まつたけ秘帖

徒然なるままmy daily & cinema,TV drama,カープ日記

オルゴールに秘めた罪!

2024-12-15 | 北米映画 00~07
 「ミュージックボックス」
 ハンガリー移民の父ミシュカが突然ナチスの戦犯として告発され、娘で弁護士のアンは動揺しながらも父の無実を信じ、父の弁護人となって法廷で戦う決意をするが…
 「関心領域」でもうナチスものはオナカイッパイ、しばらくナチス関連の映画やドラマは遠慮したい、と思っていたのですが。ナチスって避けるのが難しいんですよね~ほんと映画やドラマにとっては、ナチスって恰好のネタなんでしょうね。面白そうな作品にはナチスが絡むことが多い。この映画も、ナチスの残虐非道さを描いています。「」や「戒厳令」など政治サスペンス映画の巨匠、ギリシャ出身のコスタ・ガブラス監督がアメリカで撮ったアメリカ映画です。

 それにしても。ナチスの罪を描いた映画やドラマを観るたびに、戦慄と暗澹で心が痛めつけられてしまいます。こんなことが本当に…と信じられない、信じたくない。人間が人間にすることじゃない。人間やめないとできないおぞましさです。この映画では、直接的な残酷シーンはないのですが、非人間的な残忍さが明るみにされる被害者の証言…もう聞いてて吐き気が残虐行為も怖かったけど、獣にも劣る行為を公然と平然としてた連中が、戦後も罪を問われず逃げ生き延びて、のうのうと幸せな人生を歩んでた事実にもゾっとします。

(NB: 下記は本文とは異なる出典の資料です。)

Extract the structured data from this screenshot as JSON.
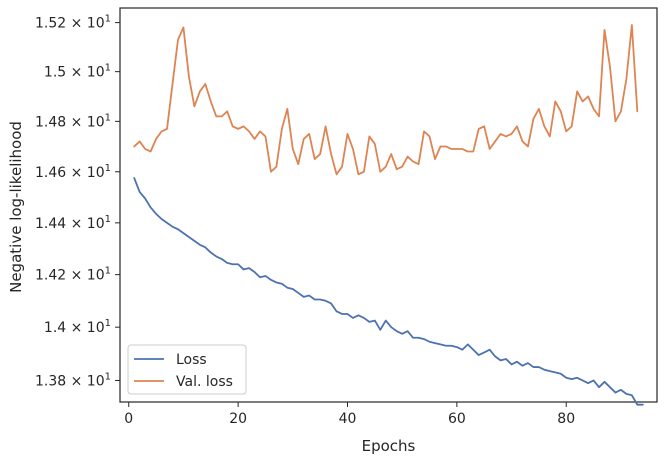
{
  "chart_data": {
    "type": "line",
    "title": "",
    "xlabel": "Epochs",
    "ylabel": "Negative log-likelihood",
    "xlim": [
      -1.6,
      96.6
    ],
    "ylim": [
      13.72,
      15.26
    ],
    "y_scale": "log",
    "grid": false,
    "legend_position": "lower-left",
    "x_ticks": [
      0,
      20,
      40,
      60,
      80
    ],
    "x_tick_labels": [
      "0",
      "20",
      "40",
      "60",
      "80"
    ],
    "y_ticks": [
      13.8,
      14.0,
      14.2,
      14.4,
      14.6,
      14.8,
      15.0,
      15.2
    ],
    "y_tick_labels": [
      {
        "mantissa": "1.38",
        "exp": "1"
      },
      {
        "mantissa": "1.4",
        "exp": "1"
      },
      {
        "mantissa": "1.42",
        "exp": "1"
      },
      {
        "mantissa": "1.44",
        "exp": "1"
      },
      {
        "mantissa": "1.46",
        "exp": "1"
      },
      {
        "mantissa": "1.48",
        "exp": "1"
      },
      {
        "mantissa": "1.5",
        "exp": "1"
      },
      {
        "mantissa": "1.52",
        "exp": "1"
      }
    ],
    "tick_times": "×",
    "tick_base": "10",
    "series": [
      {
        "name": "Loss",
        "color": "#4c72b0",
        "x_start": 1,
        "values": [
          14.575,
          14.52,
          14.495,
          14.46,
          14.435,
          14.415,
          14.4,
          14.385,
          14.375,
          14.36,
          14.345,
          14.33,
          14.315,
          14.305,
          14.285,
          14.27,
          14.26,
          14.245,
          14.24,
          14.24,
          14.22,
          14.225,
          14.21,
          14.19,
          14.195,
          14.18,
          14.17,
          14.165,
          14.15,
          14.145,
          14.13,
          14.115,
          14.12,
          14.105,
          14.105,
          14.1,
          14.09,
          14.06,
          14.05,
          14.05,
          14.035,
          14.045,
          14.035,
          14.02,
          14.025,
          13.99,
          14.025,
          14.0,
          13.985,
          13.975,
          13.985,
          13.96,
          13.96,
          13.955,
          13.945,
          13.94,
          13.935,
          13.93,
          13.93,
          13.925,
          13.915,
          13.935,
          13.915,
          13.895,
          13.905,
          13.915,
          13.89,
          13.875,
          13.88,
          13.86,
          13.87,
          13.855,
          13.865,
          13.85,
          13.85,
          13.84,
          13.835,
          13.83,
          13.825,
          13.81,
          13.805,
          13.81,
          13.8,
          13.79,
          13.8,
          13.775,
          13.795,
          13.775,
          13.755,
          13.765,
          13.75,
          13.745,
          13.71,
          13.71
        ]
      },
      {
        "name": "Val. loss",
        "color": "#dd8452",
        "x_start": 1,
        "values": [
          14.7,
          14.72,
          14.69,
          14.68,
          14.73,
          14.76,
          14.77,
          14.95,
          15.13,
          15.18,
          14.98,
          14.86,
          14.92,
          14.95,
          14.88,
          14.82,
          14.82,
          14.84,
          14.78,
          14.77,
          14.78,
          14.76,
          14.73,
          14.76,
          14.74,
          14.6,
          14.62,
          14.77,
          14.85,
          14.69,
          14.63,
          14.73,
          14.75,
          14.65,
          14.67,
          14.78,
          14.67,
          14.59,
          14.62,
          14.75,
          14.69,
          14.59,
          14.6,
          14.74,
          14.71,
          14.6,
          14.62,
          14.67,
          14.61,
          14.62,
          14.66,
          14.64,
          14.63,
          14.76,
          14.74,
          14.65,
          14.7,
          14.7,
          14.69,
          14.69,
          14.69,
          14.68,
          14.68,
          14.77,
          14.78,
          14.69,
          14.72,
          14.75,
          14.74,
          14.75,
          14.78,
          14.72,
          14.7,
          14.81,
          14.85,
          14.78,
          14.74,
          14.88,
          14.84,
          14.76,
          14.78,
          14.92,
          14.88,
          14.9,
          14.85,
          14.82,
          15.17,
          15.02,
          14.8,
          14.84,
          14.97,
          15.19,
          14.84
        ]
      }
    ]
  }
}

そんな元ナチスたちの強運さ、生命力とメンタルには畏怖さえしてしまう。元ナチスを溶け込ませたアメリカ社会のユルい寛容さにも。

 ドイツ人がドイツ人を、ハンガリー人がハンガリー人を虐殺、同じ国民を陥れるよう殺すよう仕向けたという悲劇も、ナチスの大きすぎる罪ですね。ナチスを批難し糾弾する人と同じぐらい、今でもナチスに賛同し援助する親ナチがいることも怖すぎる。ナチスの被害者同様に、ナチスの子孫にも同情を禁じ得ません。自分の父や祖父が、あんな忌まわしいことをしていていたナチスだったら。想像しただけで自分自身をも呪わしくなってしまいます。父は無実と信じながらも、疑惑を払拭できず苦悩するアンが悲痛でした。終盤、質屋で発見されるオルゴール(ミュージックボックス)に隠されていた真実で、衝撃的かつ絶望的などんでん返し。因果と正義の重さに心が沈みます。ナチスが遺した負の遺産は、永劫の生き地獄。ライトで痛快な法廷ドラマが好きな人にも観てほしい映画かも。

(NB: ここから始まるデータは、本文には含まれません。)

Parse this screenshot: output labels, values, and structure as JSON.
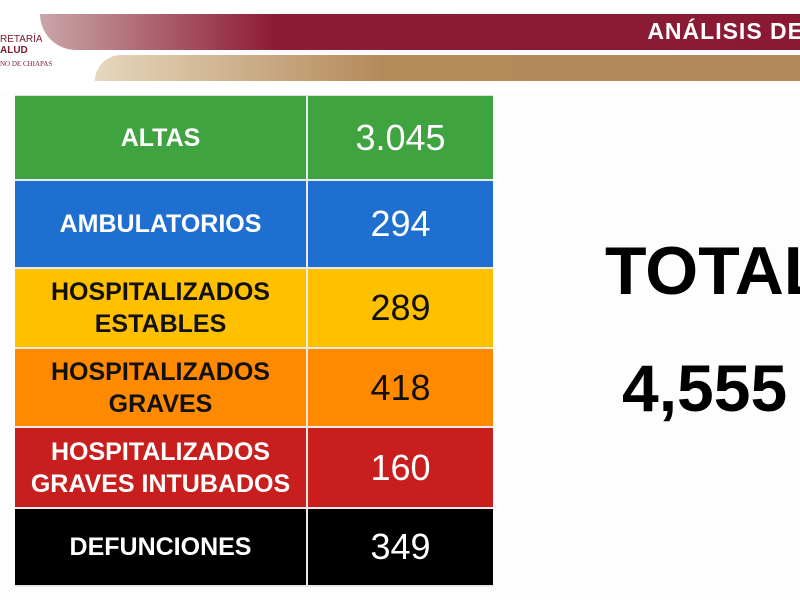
{
  "header": {
    "logo_line1": "RETARÍA",
    "logo_line2": "ALUD",
    "logo_line3": "NO DE CHIAPAS",
    "title": "ANÁLISIS DE"
  },
  "table": {
    "rows": [
      [
        "ALTAS",
        "3.045"
      ],
      [
        "AMBULATORIOS",
        "294"
      ],
      [
        "HOSPITALIZADOS ESTABLES",
        "289"
      ],
      [
        "HOSPITALIZADOS GRAVES",
        "418"
      ],
      [
        "HOSPITALIZADOS GRAVES INTUBADOS",
        "160"
      ],
      [
        "DEFUNCIONES",
        "349"
      ]
    ]
  },
  "total": {
    "label": "TOTAL",
    "value": "4,555"
  }
}
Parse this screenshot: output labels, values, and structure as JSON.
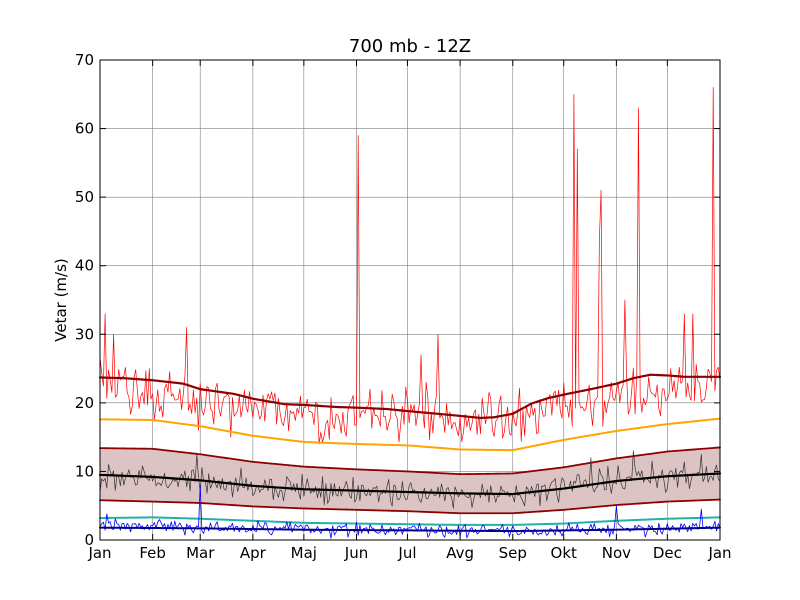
{
  "chart_data": {
    "type": "line",
    "title": "700 mb - 12Z",
    "xlabel": "",
    "ylabel": "Vetar (m/s)",
    "ylim": [
      0,
      70
    ],
    "xlim": [
      1,
      366
    ],
    "grid": true,
    "x_tick_labels": [
      "Jan",
      "Feb",
      "Mar",
      "Apr",
      "Maj",
      "Jun",
      "Jul",
      "Avg",
      "Sep",
      "Okt",
      "Nov",
      "Dec",
      "Jan"
    ],
    "x_tick_days": [
      1,
      32,
      60,
      91,
      121,
      152,
      182,
      213,
      244,
      274,
      305,
      335,
      366
    ],
    "y_ticks": [
      0,
      10,
      20,
      30,
      40,
      50,
      60,
      70
    ],
    "band": {
      "color": "#dcc4c4",
      "upper": "mean_plus_sd",
      "lower": "mean_minus_sd"
    },
    "series": [
      {
        "key": "daily_max",
        "color": "#ff0000",
        "width": 0.7,
        "anchors": [
          [
            1,
            23
          ],
          [
            30,
            21
          ],
          [
            60,
            20
          ],
          [
            100,
            19
          ],
          [
            152,
            18
          ],
          [
            182,
            18
          ],
          [
            213,
            17
          ],
          [
            244,
            18
          ],
          [
            274,
            20
          ],
          [
            305,
            21
          ],
          [
            335,
            22
          ],
          [
            366,
            23
          ]
        ],
        "amplitude": 5.5,
        "spikes": [
          [
            4,
            33
          ],
          [
            9,
            30
          ],
          [
            52,
            31
          ],
          [
            153,
            59
          ],
          [
            160,
            22
          ],
          [
            190,
            27
          ],
          [
            200,
            30
          ],
          [
            280,
            65
          ],
          [
            282,
            57
          ],
          [
            295,
            44
          ],
          [
            296,
            51
          ],
          [
            310,
            35
          ],
          [
            318,
            63
          ],
          [
            345,
            33
          ],
          [
            350,
            33
          ],
          [
            362,
            66
          ]
        ]
      },
      {
        "key": "max_smooth",
        "color": "#8b0000",
        "width": 2.2,
        "anchors": [
          [
            1,
            23.7
          ],
          [
            15,
            23.6
          ],
          [
            32,
            23.3
          ],
          [
            50,
            22.8
          ],
          [
            60,
            22.0
          ],
          [
            80,
            21.3
          ],
          [
            91,
            20.6
          ],
          [
            110,
            19.8
          ],
          [
            121,
            19.7
          ],
          [
            140,
            19.4
          ],
          [
            152,
            19.3
          ],
          [
            170,
            19.1
          ],
          [
            182,
            18.8
          ],
          [
            200,
            18.4
          ],
          [
            213,
            18.1
          ],
          [
            225,
            17.8
          ],
          [
            233,
            17.9
          ],
          [
            244,
            18.4
          ],
          [
            255,
            19.9
          ],
          [
            265,
            20.7
          ],
          [
            274,
            21.2
          ],
          [
            290,
            22.0
          ],
          [
            305,
            22.8
          ],
          [
            315,
            23.6
          ],
          [
            325,
            24.1
          ],
          [
            335,
            24.0
          ],
          [
            345,
            23.8
          ],
          [
            366,
            23.8
          ]
        ]
      },
      {
        "key": "p90",
        "color": "#ffa500",
        "width": 2.0,
        "anchors": [
          [
            1,
            17.6
          ],
          [
            32,
            17.5
          ],
          [
            60,
            16.6
          ],
          [
            91,
            15.2
          ],
          [
            121,
            14.3
          ],
          [
            152,
            14.0
          ],
          [
            182,
            13.8
          ],
          [
            213,
            13.2
          ],
          [
            244,
            13.1
          ],
          [
            274,
            14.6
          ],
          [
            305,
            15.9
          ],
          [
            335,
            16.9
          ],
          [
            366,
            17.7
          ]
        ]
      },
      {
        "key": "mean_plus_sd",
        "color": "#8b0000",
        "width": 1.8,
        "anchors": [
          [
            1,
            13.4
          ],
          [
            32,
            13.3
          ],
          [
            60,
            12.5
          ],
          [
            91,
            11.4
          ],
          [
            121,
            10.7
          ],
          [
            152,
            10.3
          ],
          [
            182,
            10.0
          ],
          [
            213,
            9.6
          ],
          [
            244,
            9.7
          ],
          [
            274,
            10.6
          ],
          [
            305,
            11.9
          ],
          [
            335,
            12.9
          ],
          [
            366,
            13.5
          ]
        ]
      },
      {
        "key": "daily_mean",
        "color": "#333333",
        "width": 0.7,
        "anchors": [
          [
            1,
            9.3
          ],
          [
            32,
            9.2
          ],
          [
            60,
            8.8
          ],
          [
            91,
            7.8
          ],
          [
            121,
            7.1
          ],
          [
            152,
            6.9
          ],
          [
            182,
            6.8
          ],
          [
            213,
            6.7
          ],
          [
            244,
            6.6
          ],
          [
            274,
            7.7
          ],
          [
            305,
            8.7
          ],
          [
            335,
            9.3
          ],
          [
            366,
            9.6
          ]
        ],
        "amplitude": 2.8,
        "spikes": [
          [
            58,
            12.5
          ],
          [
            290,
            12
          ],
          [
            315,
            13
          ],
          [
            355,
            12.5
          ]
        ]
      },
      {
        "key": "mean",
        "color": "#000000",
        "width": 2.2,
        "anchors": [
          [
            1,
            9.5
          ],
          [
            32,
            9.2
          ],
          [
            60,
            8.7
          ],
          [
            91,
            7.9
          ],
          [
            121,
            7.4
          ],
          [
            152,
            7.2
          ],
          [
            182,
            7.0
          ],
          [
            213,
            6.8
          ],
          [
            244,
            6.7
          ],
          [
            274,
            7.5
          ],
          [
            305,
            8.6
          ],
          [
            335,
            9.3
          ],
          [
            366,
            9.7
          ]
        ]
      },
      {
        "key": "mean_minus_sd",
        "color": "#8b0000",
        "width": 1.8,
        "anchors": [
          [
            1,
            5.8
          ],
          [
            32,
            5.6
          ],
          [
            60,
            5.4
          ],
          [
            91,
            4.9
          ],
          [
            121,
            4.6
          ],
          [
            152,
            4.4
          ],
          [
            182,
            4.2
          ],
          [
            213,
            3.9
          ],
          [
            244,
            3.9
          ],
          [
            274,
            4.4
          ],
          [
            305,
            5.1
          ],
          [
            335,
            5.6
          ],
          [
            366,
            5.9
          ]
        ]
      },
      {
        "key": "p10",
        "color": "#20b2aa",
        "width": 2.0,
        "anchors": [
          [
            1,
            3.2
          ],
          [
            32,
            3.3
          ],
          [
            60,
            3.1
          ],
          [
            91,
            2.8
          ],
          [
            121,
            2.5
          ],
          [
            152,
            2.4
          ],
          [
            182,
            2.3
          ],
          [
            213,
            2.2
          ],
          [
            244,
            2.2
          ],
          [
            274,
            2.4
          ],
          [
            305,
            2.8
          ],
          [
            335,
            3.1
          ],
          [
            366,
            3.3
          ]
        ]
      },
      {
        "key": "daily_min",
        "color": "#0000ff",
        "width": 0.8,
        "anchors": [
          [
            1,
            2.0
          ],
          [
            60,
            1.9
          ],
          [
            121,
            1.6
          ],
          [
            182,
            1.4
          ],
          [
            244,
            1.3
          ],
          [
            305,
            1.6
          ],
          [
            366,
            2.0
          ]
        ],
        "amplitude": 1.4,
        "spikes": [
          [
            60,
            8.0
          ],
          [
            305,
            5.0
          ],
          [
            355,
            4.5
          ],
          [
            5,
            3.8
          ]
        ]
      },
      {
        "key": "min_smooth",
        "color": "#00008b",
        "width": 2.0,
        "anchors": [
          [
            1,
            1.8
          ],
          [
            60,
            1.7
          ],
          [
            121,
            1.5
          ],
          [
            182,
            1.4
          ],
          [
            244,
            1.3
          ],
          [
            305,
            1.5
          ],
          [
            366,
            1.8
          ]
        ]
      }
    ]
  }
}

 主人公の弁護士アン役は、2度のアカデミー賞に輝く80年代のハリウッドを代表する名女優ジェシカ・ラング。この映画でオスカーにノミネートされたのも納得の、彼女の迫真かつデリケートな演技が素晴らしいです。法廷に立つ時の威厳と風格は、まさに大女優にしかないオーラ。日本のキレイカワイイ女優がやってる女弁護士の学芸会さを、あらためて思い知らされました。検察側の証人を攻める時の冷酷さは、まさに鬼女そのもの。圧巻だったのは、おぞましい証言を聞いている時の表情です。無表情なのですが、内面の揺らぎと慄きが伝わってくるスゴい顔。キレイカワイイ女優さんたちでは決して表現できない、女性として人間として心が切り裂かれるような懊悩が、ナチスの罪同様に重く悲痛でした。女優として最盛期にあった頃なので、とても美しくもあるジェシカさん。オンナオンナしてない、硬質の美しさが弁護士役に合ってました。
 ナチス支配下のハンガリーのことも勉強になりました。ハンガリーロケも興味深かったです。脚本は、あの「氷の微笑」など俗悪サスペンスの名手だったジョー・エスターハス。実際にもハンガリー出身だとか。重いテーマをエンタメにできる業腹な商魂逞しさに敬服。